The Dark Side of the Moon vence o desafio do tempo: 50 anos.

Por Jamari França – No dia de hoje, primeiro de março, há 50 anos, era lançado o álbum The Dark Side of the Moon pela banda inglesa Pink Floyd, um dos mais vendidos do mundo com ideia conceitual de tratar dos diversos aspectos da vida moderna. O lado escuro da lua nunca é visível da Terra, aspectos do nosso currículo individual também ficam obscuros, todos temos segredos que, às vezes, ocultamos de nós mesmos através do esquecimento.
Antes de The Dark Side, o Pink Floyd lançou dois bons discos dentro do ainda status de cult band do quarteto inglês formado por Roger Waters (baixo, voz), David Gilmour (guitarra), Nick Mason (bateria) e Richard Wright (teclados). Atom Heart Mother não passou do 70º lugar no maior mercado, os Estados Unidos, e Meddle do 55º.
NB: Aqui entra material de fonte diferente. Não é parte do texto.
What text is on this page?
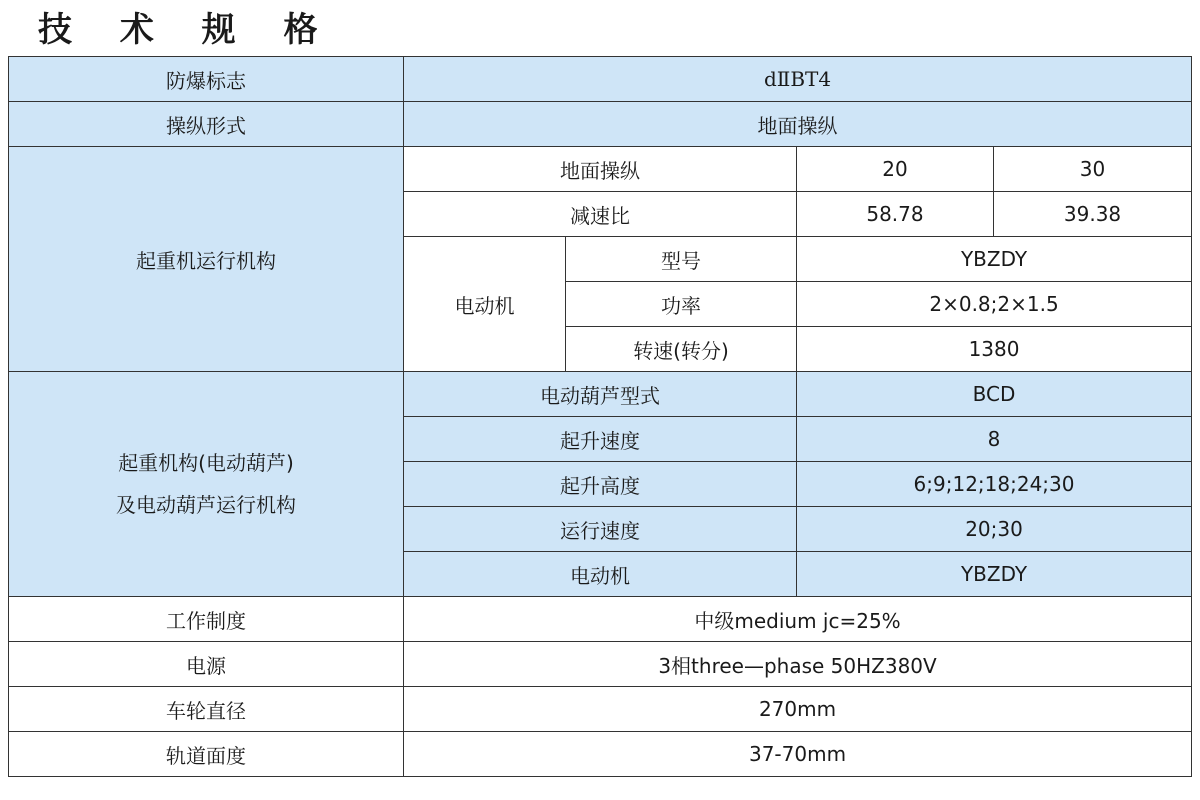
技 术 规 格
防爆标志	dⅡBT4			
操纵形式	地面操纵			
起重机运行机构	地面操纵		20	30
	减速比		58.78	39.38
	电动机	型号	YBZDY	
		功率	2×0.8;2×1.5	
		转速(转分)	1380	

起重机构(电动葫芦)
及电动葫芦运行机构	电动葫芦型式		BCD	
	起升速度		8	
	起升高度		6;9;12;18;24;30	
	运行速度		20;30	
	电动机		YBZDY	
工作制度	中级medium jc=25%			
电源	3相three—phase 50HZ380V			
车轮直径	270mm			
轨道面度	37-70mm			
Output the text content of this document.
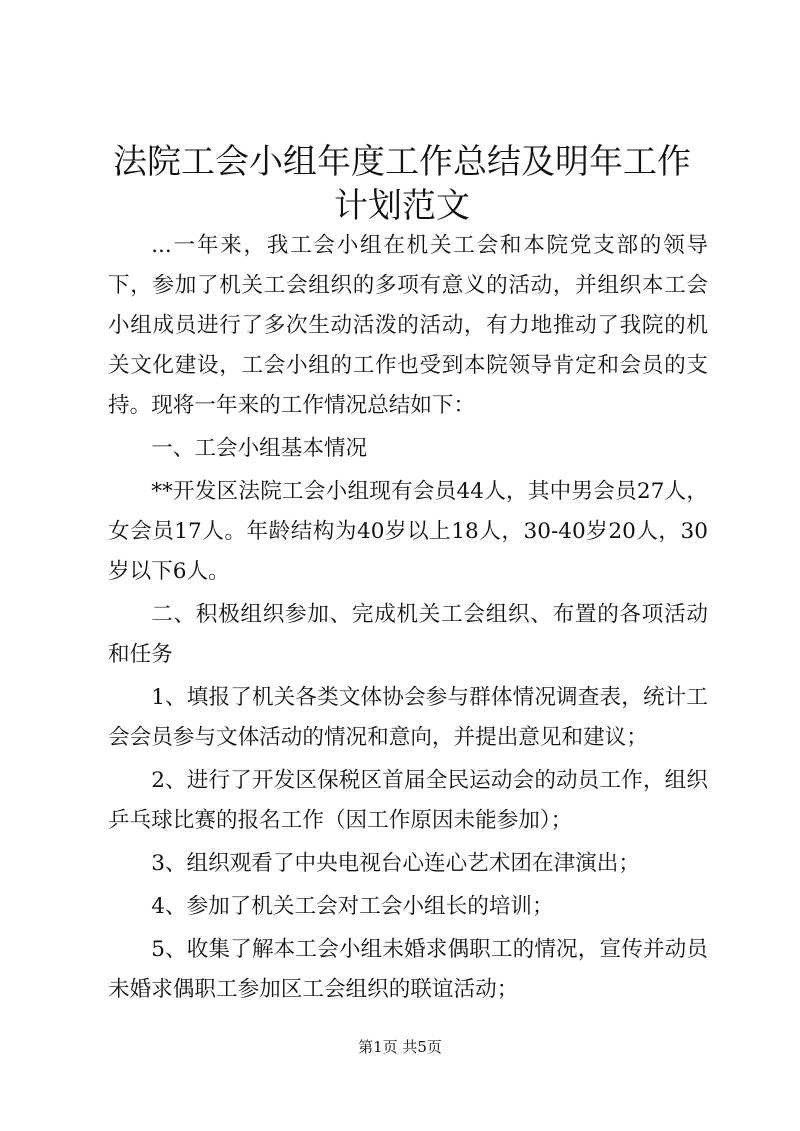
法院工会小组年度工作总结及明年工作计划范文

...一年来，我工会小组在机关工会和本院党支部的领导下，参加了机关工会组织的多项有意义的活动，并组织本工会小组成员进行了多次生动活泼的活动，有力地推动了我院的机关文化建设，工会小组的工作也受到本院领导肯定和会员的支持。现将一年来的工作情况总结如下：

一、工会小组基本情况

**开发区法院工会小组现有会员44人，其中男会员27人，女会员17人。年龄结构为40岁以上18人，30-40岁20人，30岁以下6人。

二、积极组织参加、完成机关工会组织、布置的各项活动和任务

1、填报了机关各类文体协会参与群体情况调查表，统计工会会员参与文体活动的情况和意向，并提出意见和建议；

2、进行了开发区保税区首届全民运动会的动员工作，组织乒乓球比赛的报名工作（因工作原因未能参加）；

3、组织观看了中央电视台心连心艺术团在津演出；

4、参加了机关工会对工会小组长的培训；

5、收集了解本工会小组未婚求偶职工的情况，宣传并动员未婚求偶职工参加区工会组织的联谊活动；

第1页 共5页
O primeiro tinha um lado ocupado pela faixa-título, uma peça de rock sinfônico escrita em parceria com Ron Geesin e o segundo a peça de space rock Echoes, com climas que remetem ao prólogo de 2001, Uma Odisséia no Espaço. O grupo, fundado em 1965, excursionava sempre pelos Estados Unidos, mas eram grandes estrelas apenas na Europa.
No final de 1971, a banda começou a avaliar o material acumulado nos 18 meses anteriores em busca de números novos para uma turnê na Grã-Bretanha, Japão e EUA. Uma instrumental de Wright, rejeitada pelo diretor Antonioni para o filme Zabriskie Point, foi o ponto de partida para Us and Them. Outro fragmento de trilha de Waters e Ron Geesin para The Body geraria Breathe, sobre a poluição atmosférica.
Time nasceu do trabalho da banda sobre uma demo de Waters, Money começou com um improviso de Waters no baixo. Uma instrumental, Mortality Sequence, de Wright, viria a ser On the Run, a instrumental que precede Time sobre as viagens constantes da banda, com direito a avisos de aeroportos e uma grande explosão no final, a suposta queda de um avião. No meio dos trabalhos, Waters, que assumiu a direção do Pink Floyd a partir desse disco, teve a ideia de concentrar as músicas em torno de um tema: as diversas dimensões da vida contemporânea, incluindo relacionamento com o tempo, ambição, medo da morte, a loucura etc.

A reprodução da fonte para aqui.